Press TV — May 8, 2014
The United States is trying to provoke a confrontation with Russia and using the crisis in Ukraine as an excuse to achieve its goal, a political commentator says.
Jeffrey Steinberg, senior editor at Executive Intelligence Review, made the remarks in a phone interview with Press TV on Wednesday .
“I think, this entire crisis, if you look at it honestly, has been provoked from the United States and some other NATO member countries in Europe. The illegal coup d’état that took place in February was in reaction to the fact that the legally- elected Ukrainian government refused to sign a partnership deal with the European Union that would have meant economic destruction of the country,” Steinberg said.
“And that government is violently overthrown by… the children and grand children of the wartime pro-Nazi Ukrainians, who fought with the Axis (the Axis powers) against the Soviet Union, United States, Britain and others in World War Two,” he added.
“These violent people carried out the military coup, and the United States and most European countries have refused to acknowledge that, and fully support the overthrow of a legitimately-elected and certified government,” the veteran journalist noted.
“Now they have turned against Russia because Russia has told the truth about the neo-Nazi networks deeply involved in the coup, about the illegality of it. So, now Russia is being punished basically for telling the truth and for defending the Russian minorities in Ukraine at a time when they are genuinely under threat,” Steinberg stated.
He went on to say that the Geneva agreement was broken by these neo-Nazi networks, who carried out armed attacks against pro-Russian protesters.
“What we are seeing is an attempt to provoke a confrontation with Russia,” he said, adding that people like US President Barack Obama, Susan Rice and Victoria Nuland “want a confrontation with Russia and they are using Ukraine as an excuse.”
The Autonomous Republic of Crimea declared independence from Ukraine on March 17 and formally applied to become part of Russia following a referendum a day earlier, in which nearly 97 percent of the participants voted in favor of the move. On March 21, Crimea officially became part of the Russian territory.
On April 17, Russia, Ukraine, the US and the European Union agreed over steps to “de-escalate” the crisis in eastern Ukraine, where anti-Kiev protesters seized buildings in several towns and cities.
But, Ukrainian authorities have ordered military operations against pro-Russian protesters in both eastern and southern Ukraine, claiming that Russian special forces are fueling unrest in the country.
Moscow has dismissed as “nonsense” claims that Russian special forces are fomenting unrest in Ukraine.
A fire at a Trade Unions House in the southwestern port city of Odessa on Friday led to at least 46 deaths that had been sheltering opponents of the US-backed interim government of Ukraine.
According to reports, members of neo-Nazi Right Sector set the building on fire in Odessa. The victims were burnt alive within the premises and video footage showed bloodied and wounded survivors being attacked by the extremists.

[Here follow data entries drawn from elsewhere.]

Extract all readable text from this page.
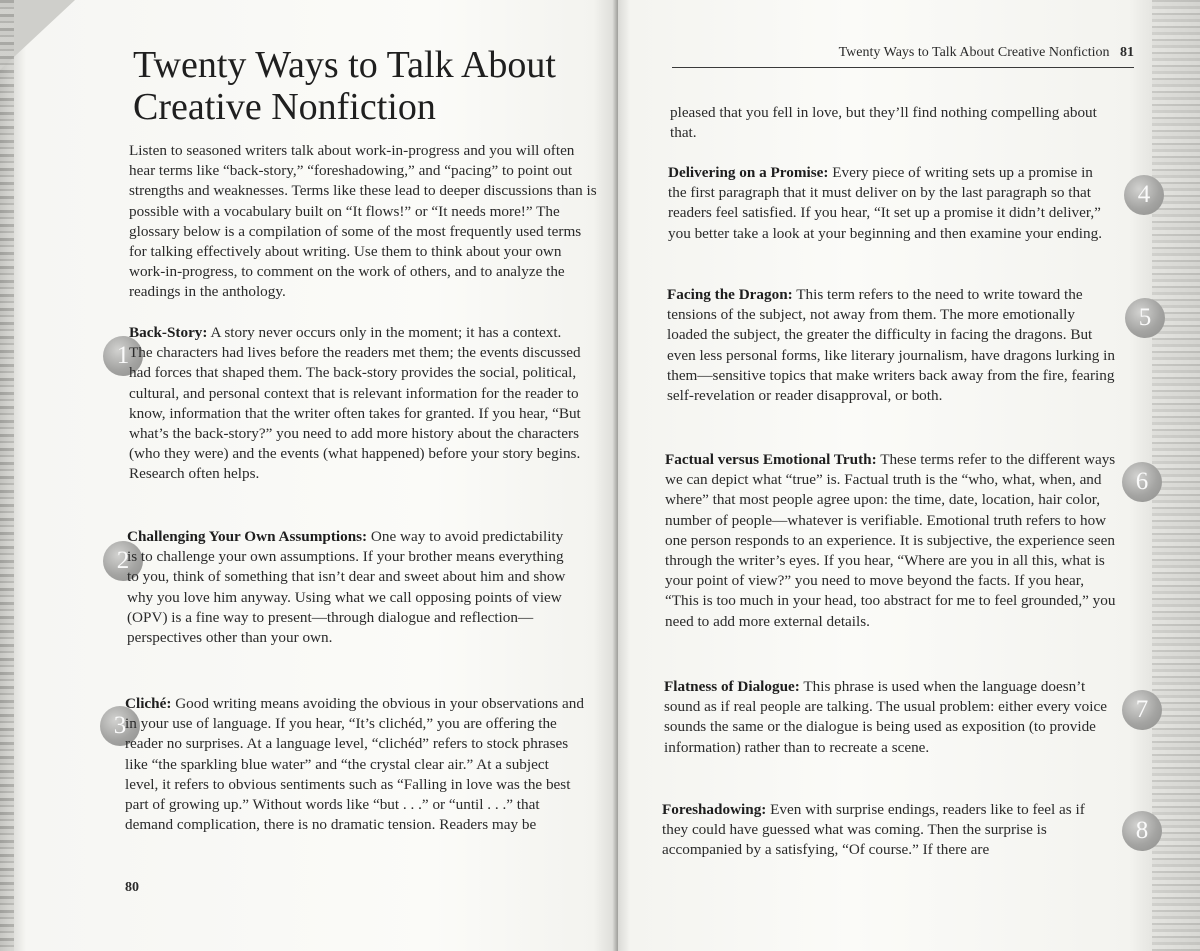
Twenty Ways to Talk About
Creative Nonfiction

Listen to seasoned writers talk about work-in-progress and you will often hear terms like “back-story,” “foreshadowing,” and “pacing” to point out strengths and weaknesses. Terms like these lead to deeper discussions than is possible with a vocabulary built on “It flows!” or “It needs more!” The glossary below is a compilation of some of the most frequently used terms for talking effectively about writing. Use them to think about your own work-in-progress, to comment on the work of others, and to analyze the readings in the anthology.

1

Back-Story: A story never occurs only in the moment; it has a context. The characters had lives before the readers met them; the events discussed had forces that shaped them. The back-story provides the social, political, cultural, and personal context that is relevant information for the reader to know, information that the writer often takes for granted. If you hear, “But what’s the back-story?” you need to add more history about the characters (who they were) and the events (what happened) before your story begins. Research often helps.

2

Challenging Your Own Assumptions: One way to avoid predictability is to challenge your own assumptions. If your brother means everything to you, think of something that isn’t dear and sweet about him and show why you love him anyway. Using what we call opposing points of view (OPV) is a fine way to present—through dialogue and reflection—perspectives other than your own.

3

Cliché: Good writing means avoiding the obvious in your observations and in your use of language. If you hear, “It’s clichéd,” you are offering the reader no surprises. At a language level, “clichéd” refers to stock phrases like “the sparkling blue water” and “the crystal clear air.” At a subject level, it refers to obvious sentiments such as “Falling in love was the best part of growing up.” Without words like “but . . .” or “until . . .” that demand complication, there is no dramatic tension. Readers may be

80
Twenty Ways to Talk About Creative Nonfiction 81

pleased that you fell in love, but they’ll find nothing compelling about that.

4

Delivering on a Promise: Every piece of writing sets up a promise in the first paragraph that it must deliver on by the last paragraph so that readers feel satisfied. If you hear, “It set up a promise it didn’t deliver,” you better take a look at your beginning and then examine your ending.

5

Facing the Dragon: This term refers to the need to write toward the tensions of the subject, not away from them. The more emotionally loaded the subject, the greater the difficulty in facing the dragons. But even less personal forms, like literary journalism, have dragons lurking in them—sensitive topics that make writers back away from the fire, fearing self-revelation or reader disapproval, or both.

6

Factual versus Emotional Truth: These terms refer to the different ways we can depict what “true” is. Factual truth is the “who, what, when, and where” that most people agree upon: the time, date, location, hair color, number of people—whatever is verifiable. Emotional truth refers to how one person responds to an experience. It is subjective, the experience seen through the writer’s eyes. If you hear, “Where are you in all this, what is your point of view?” you need to move beyond the facts. If you hear, “This is too much in your head, too abstract for me to feel grounded,” you need to add more external details.

7

Flatness of Dialogue: This phrase is used when the language doesn’t sound as if real people are talking. The usual problem: either every voice sounds the same or the dialogue is being used as exposition (to provide information) rather than to recreate a scene.

8

Foreshadowing: Even with surprise endings, readers like to feel as if they could have guessed what was coming. Then the surprise is accompanied by a satisfying, “Of course.” If there are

Meanwhile, the death toll from a Ukrainian military offensive against pro-Russian activists in the eastern town of Slavyansk rose to at least 34 on Tuesday.
According to a report published on Sunday in the German newspaper Bild am Sonntag, the US Central Intelligence Agency and Federal Bureau of Investigation are helping the interim authorities in Kiev to end the crisis.
The newspaper, citing unnamed German security sources, reported that dozens of CIA and FBI agents are involved in the offensive against the pro-Russian activists.
Earlier this year, US Assistant Secretary of State for European and Eurasian Affairs Victoria Nuland disclosed that Washington has “invested” about $5 billion in “promoting democracy” in Ukraine over the past two decades.
In early February, Nuland visited Ukraine and held meetings with anti-Kremlin politicians who organized anti-government protests that led to the ouster of Viktor Yanukovych, the country’s democratically-elected president.